We began to walk to the meeting. Coming upon the assembly headquarters, I saw several women standing outside the room. I was amazed by this change. Typically women did not attend meetings with men. I stepped inside the room and my attention was immediately drawn towards the pictures hanging on the wall. Underneath the label “Association Activities” were pictures of women involved in several activities throughout the village. I was greatly impressed by this pace of change. After a few minutes, a jovial man entered the room, followed by a few men from the village. Once everyone was seated, Fatima whispered in my ear, “this is the man I’ve been speaking of, Mr. Abdel Aziz. He is the one who supports and encourages us in improving our economic and social situation.” Abdel Aziz started the meeting by saying, “we are very delighted with the success we have achieved in the recent years. Thank you to the women for joining the association and their effective work with us. All of us would like to thank you for your efforts.”
As he spoke, I remembered all of the times Fatima mentioned how much help Abdel Aziz was to the women of this village. He helped them submit their first project to the National Initiative for Human Development. It was a clean drinking water project. As a child, he had seen his elderly mother, alongside the other women in the village, suffer in their efforts to provide clean drinking water. They had to travel great distances outside of their village, all the while carrying water on their backs.
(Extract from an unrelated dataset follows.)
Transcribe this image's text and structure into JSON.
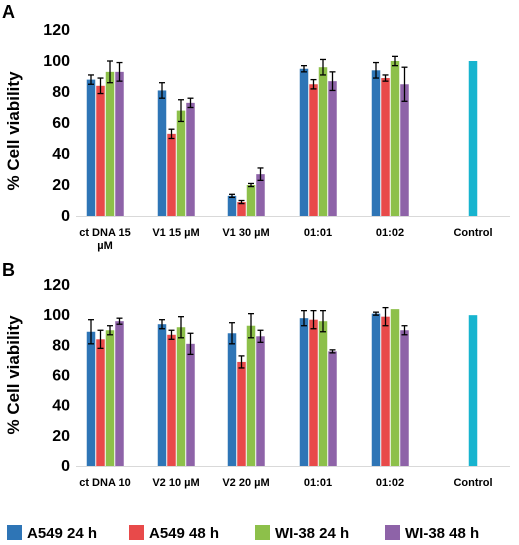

Lost in thought, I was brought back to the meeting by the voice of a man, “Welcome to the Association my sister,” he said to me. “Would you like to register for a women’s literacy course we are offering? Or would you like to take part in one of the income-generating projects we are going to establish?” Surprised, I asked him if he could tell me more about the types of activities that the association carries out to benefit women. He responded to me saying “the women will tell you of all the projects and activities which have benefitted them.” At that point, a woman named Raqia joined the conversation and said, “thanks to Mr. Abdel Aziz turning in the paperwork for an income-generating project, my friends and our families have raised our incomes through the production and distribution of honey.” Another women expressed her happiness with the projects of the Association. She mentioned that Abdel Aziz took an interest in renovating the primary school her daughter attended and that now he provides transport for the girls of the village to attend secondary school
I asked if all the women involved in the Association had the same level of education. Hakima, a young girl responded, that her and her friends were on a break from school and wanted to take part in one of the projects from the Association. Abdel Aziz had suggested that they represent the Association and spread the benefits of the income-generating project in France. She added that the encouragement of Abdel Aziz and the efforts of the female members are the reason for the significant change and development in the village.
I left the meeting affected by what I saw and heard. In the past decade, women typically did not leave the house except to work in the fields. All of the affairs of the Association were entrusted to only the men. But now, women are crucial participants of the association. They are benefiting from the activities and projects of the Association with the support of the men.